Déia, sua persocom, é a "caçula da família", por assim dizer. Em Akihabara, há uma concentração muito grande de lojas do tipo, e todas procuram chamar atenção para si, inclusive as pequenas lojinhas que sobrevivem graças a uma clientela fiel. Comprar seu próprio persocom, preferivelmente customizado, e pô-lo às vistas de todos, é parte dessa estratégia de sobrevivência. Primeiro foi a novidade. Depois que persocons se banalizaram, sua presença se tornou um tipo de status – não ter um deles passou a ser, grosso modo, sinal de pobreza, principalmente quando robôs e eletrônicos em geral se tratavam de produtos tão relacionados entre si. Por fim, se tornou algo natural, e os Matsuoka resistiram o quanto puderam à compra do seu modelo, por mais que os outros perguntassem.

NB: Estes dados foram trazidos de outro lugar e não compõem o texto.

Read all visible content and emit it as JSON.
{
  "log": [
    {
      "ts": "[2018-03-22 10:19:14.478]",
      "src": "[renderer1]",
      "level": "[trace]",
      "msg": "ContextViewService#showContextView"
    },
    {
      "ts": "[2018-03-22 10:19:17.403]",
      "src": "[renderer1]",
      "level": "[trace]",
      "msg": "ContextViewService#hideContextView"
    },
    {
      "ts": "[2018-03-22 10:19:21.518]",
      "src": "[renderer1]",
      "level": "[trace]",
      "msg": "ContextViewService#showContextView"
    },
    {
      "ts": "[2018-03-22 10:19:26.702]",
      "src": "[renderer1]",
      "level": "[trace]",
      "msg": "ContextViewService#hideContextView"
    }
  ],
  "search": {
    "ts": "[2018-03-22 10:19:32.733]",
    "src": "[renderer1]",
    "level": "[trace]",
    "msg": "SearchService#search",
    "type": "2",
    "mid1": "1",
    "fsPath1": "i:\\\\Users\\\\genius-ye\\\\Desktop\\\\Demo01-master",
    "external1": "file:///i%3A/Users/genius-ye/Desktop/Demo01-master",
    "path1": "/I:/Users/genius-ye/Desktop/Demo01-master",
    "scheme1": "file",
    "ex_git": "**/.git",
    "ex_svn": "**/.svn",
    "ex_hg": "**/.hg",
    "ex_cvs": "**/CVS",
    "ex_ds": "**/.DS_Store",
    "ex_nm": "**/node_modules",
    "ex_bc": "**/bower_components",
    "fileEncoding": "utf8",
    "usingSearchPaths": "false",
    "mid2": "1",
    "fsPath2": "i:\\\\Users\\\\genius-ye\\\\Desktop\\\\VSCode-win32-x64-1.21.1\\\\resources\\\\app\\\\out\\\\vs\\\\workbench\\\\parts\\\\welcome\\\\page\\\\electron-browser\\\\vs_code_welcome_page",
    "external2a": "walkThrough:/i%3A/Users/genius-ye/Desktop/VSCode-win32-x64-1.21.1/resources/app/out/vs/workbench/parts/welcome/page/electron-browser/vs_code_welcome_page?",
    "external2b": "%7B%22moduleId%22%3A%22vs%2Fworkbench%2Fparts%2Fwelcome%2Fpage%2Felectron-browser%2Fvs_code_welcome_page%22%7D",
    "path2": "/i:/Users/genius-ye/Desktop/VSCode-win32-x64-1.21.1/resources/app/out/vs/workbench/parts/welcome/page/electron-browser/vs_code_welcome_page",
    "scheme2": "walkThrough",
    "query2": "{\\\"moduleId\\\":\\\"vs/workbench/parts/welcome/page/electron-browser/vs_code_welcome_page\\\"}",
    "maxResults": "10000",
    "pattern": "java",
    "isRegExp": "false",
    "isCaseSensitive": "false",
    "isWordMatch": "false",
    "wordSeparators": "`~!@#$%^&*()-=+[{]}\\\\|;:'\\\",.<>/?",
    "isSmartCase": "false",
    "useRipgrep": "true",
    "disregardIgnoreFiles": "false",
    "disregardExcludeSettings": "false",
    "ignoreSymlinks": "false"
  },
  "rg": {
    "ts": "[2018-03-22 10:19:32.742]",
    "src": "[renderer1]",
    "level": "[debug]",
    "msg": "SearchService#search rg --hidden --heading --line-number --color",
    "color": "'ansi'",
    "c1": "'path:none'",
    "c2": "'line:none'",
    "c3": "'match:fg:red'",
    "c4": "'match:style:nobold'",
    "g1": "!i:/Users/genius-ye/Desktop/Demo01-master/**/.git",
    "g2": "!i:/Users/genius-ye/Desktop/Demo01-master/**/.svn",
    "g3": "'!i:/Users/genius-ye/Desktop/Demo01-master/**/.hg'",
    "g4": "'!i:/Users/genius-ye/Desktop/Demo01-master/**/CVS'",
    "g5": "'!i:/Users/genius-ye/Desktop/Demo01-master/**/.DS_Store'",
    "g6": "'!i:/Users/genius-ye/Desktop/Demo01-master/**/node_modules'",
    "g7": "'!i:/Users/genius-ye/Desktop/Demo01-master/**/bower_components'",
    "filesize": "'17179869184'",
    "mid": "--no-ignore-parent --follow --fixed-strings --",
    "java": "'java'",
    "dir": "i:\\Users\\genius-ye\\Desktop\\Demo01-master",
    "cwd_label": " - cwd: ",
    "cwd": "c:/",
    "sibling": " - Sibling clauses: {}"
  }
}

O motivo primordial dessa demora era o medo de Helena de ser trocada por uma Persocom.

Não era um motivo incompreensível. Os casos se sucediam ao redor de todos. A maioria esmagadora dos casamentos no Japão pareciam, aos seus olhos, uma espécie de arranjo de conveniência que alimentava carências emocionais monstruosas – e os Persocons abriram uma torrente de desejos reprimidos que estavam desmoronando esses arranjos como castelos de cartas. Se isso estivesse acontecendo apenas na sua nova pátria, ela se sentiria segura. Os Matsuoka não apresentavam padrões muito japoneses de comportamento. Eram emotivos e falantes, mesmo fora de casa. Mas a tendência parecia ser mundial, apenas exposta com mais crueza no Japão e na Coréia, em grande parte pelo fato de ambos os povos se sentirem extremamente confortáveis com a tecnologia em suas vidas cotidianas. "Primeiro, o sossego da família", dizia.

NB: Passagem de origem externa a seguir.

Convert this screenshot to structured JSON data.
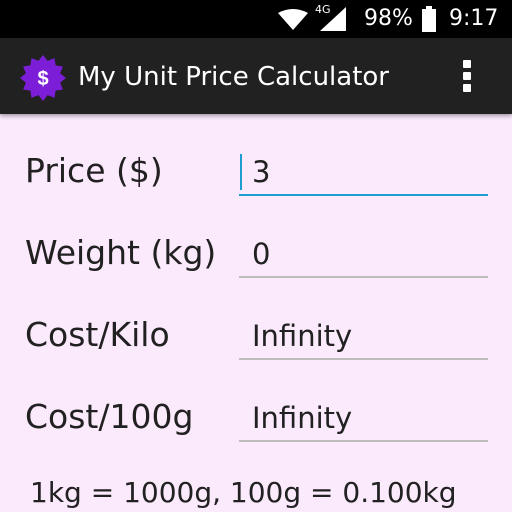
{
  "status_bar": {
    "network_type": "4G",
    "battery_percent": "98%",
    "time": "9:17"
  },
  "app_bar": {
    "icon_symbol": "$",
    "title": "My Unit Price Calculator",
    "icon_color": "#7c1dd8"
  },
  "form": {
    "price": {
      "label": "Price ($)",
      "value": "3"
    },
    "weight": {
      "label": "Weight (kg)",
      "value": "0"
    },
    "cost_per_kilo": {
      "label": "Cost/Kilo",
      "value": "Infinity"
    },
    "cost_per_100g": {
      "label": "Cost/100g",
      "value": "Infinity"
    }
  },
  "footer": {
    "conversion_note": "1kg = 1000g, 100g = 0.100kg"
  },
  "colors": {
    "background": "#fbe9fc",
    "app_bar": "#212121",
    "focus_accent": "#1e9fcf"
  }
}
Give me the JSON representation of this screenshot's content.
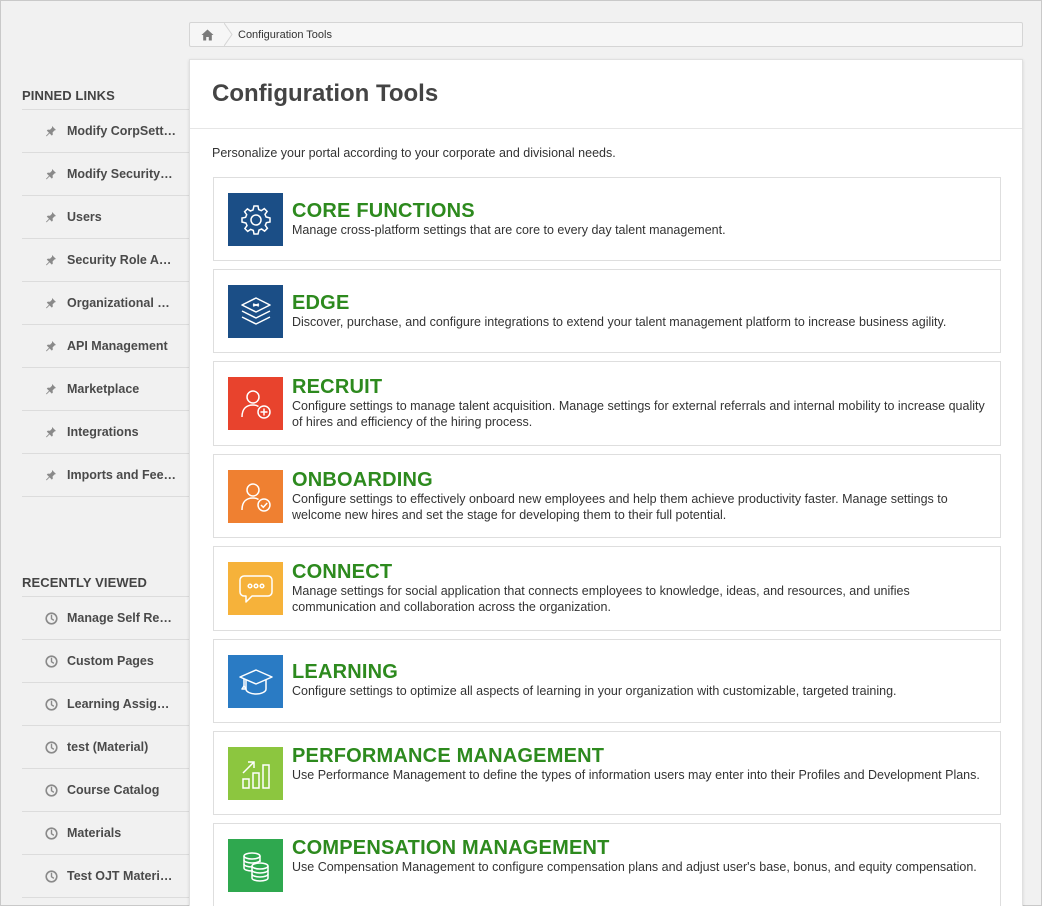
{
  "breadcrumb": {
    "home_icon": "home-icon",
    "current": "Configuration Tools"
  },
  "page": {
    "title": "Configuration Tools",
    "intro": "Personalize your portal according to your corporate and divisional needs."
  },
  "sidebar": {
    "pinned_heading": "PINNED LINKS",
    "pinned": [
      {
        "label": "Modify CorpSett…"
      },
      {
        "label": "Modify Security…"
      },
      {
        "label": "Users"
      },
      {
        "label": "Security Role A…"
      },
      {
        "label": "Organizational …"
      },
      {
        "label": "API Management"
      },
      {
        "label": "Marketplace"
      },
      {
        "label": "Integrations"
      },
      {
        "label": "Imports and Fee…"
      }
    ],
    "recent_heading": "RECENTLY VIEWED",
    "recent": [
      {
        "label": "Manage Self Re…"
      },
      {
        "label": "Custom Pages"
      },
      {
        "label": "Learning Assig…"
      },
      {
        "label": "test (Material)"
      },
      {
        "label": "Course Catalog"
      },
      {
        "label": "Materials"
      },
      {
        "label": "Test OJT Materi…"
      }
    ]
  },
  "tools": [
    {
      "title": "CORE FUNCTIONS",
      "desc": "Manage cross-platform settings that are core to every day talent management.",
      "icon": "gear-icon",
      "color": "#1b4e86"
    },
    {
      "title": "EDGE",
      "desc": "Discover, purchase, and configure integrations to extend your talent management platform to increase business agility.",
      "icon": "layers-icon",
      "color": "#1b4e86"
    },
    {
      "title": "RECRUIT",
      "desc": "Configure settings to manage talent acquisition. Manage settings for external referrals and internal mobility to increase quality of hires and efficiency of the hiring process.",
      "icon": "user-add-icon",
      "color": "#e8432d"
    },
    {
      "title": "ONBOARDING",
      "desc": "Configure settings to effectively onboard new employees and help them achieve productivity faster. Manage settings to welcome new hires and set the stage for developing them to their full potential.",
      "icon": "user-check-icon",
      "color": "#ef8031"
    },
    {
      "title": "CONNECT",
      "desc": "Manage settings for social application that connects employees to knowledge, ideas, and resources, and unifies communication and collaboration across the organization.",
      "icon": "chat-bubble-icon",
      "color": "#f6b23a"
    },
    {
      "title": "LEARNING",
      "desc": "Configure settings to optimize all aspects of learning in your organization with customizable, targeted training.",
      "icon": "graduation-cap-icon",
      "color": "#2a7bc4"
    },
    {
      "title": "PERFORMANCE MANAGEMENT",
      "desc": "Use Performance Management to define the  types of information users may enter into their Profiles and Development Plans.",
      "icon": "growth-chart-icon",
      "color": "#8cc63f"
    },
    {
      "title": "COMPENSATION MANAGEMENT",
      "desc": "Use Compensation Management to configure compensation plans and adjust user's base, bonus, and equity compensation.",
      "icon": "coins-icon",
      "color": "#2fa84f"
    }
  ]
}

Mas os negócios começaram a declinar em meio a tanta competição. E após duras negociações familiares, os Matsuoka decidiram trazer um persocom às suas vidas. Foi assim que veio a pequenina e charmosa Andréa, que viria a ganhar o apelido "Déia" de um Edilson ainda muito garoto. Os anos se passaram.

Ao contrário das expectativas, o casamento se fortaleceu. Helena decidiu se exercitar em uma academia de ginástica do bairro – e suas razões eram óbvias para todos. Marcelo gostou da idéia. Déia definitivamente era muito bonitinha, mas refletia os padrões locais de beleza, que não eram tão sedutores para ele. Se ele comprasse um modelo mais ocidentalizado, com curvas e volumes mais exuberantes – assim como sua esposa, que tinha um alto grau de mestiçagem – talvez o casamento de tantos anos entrasse em risco no momento em que a robozinha fosse retirada da embalagem de plástico de bolhas. Mas já que Helena não se dava conta do fato e procurava se manter na frente nessa suposta competição, para que reclamar?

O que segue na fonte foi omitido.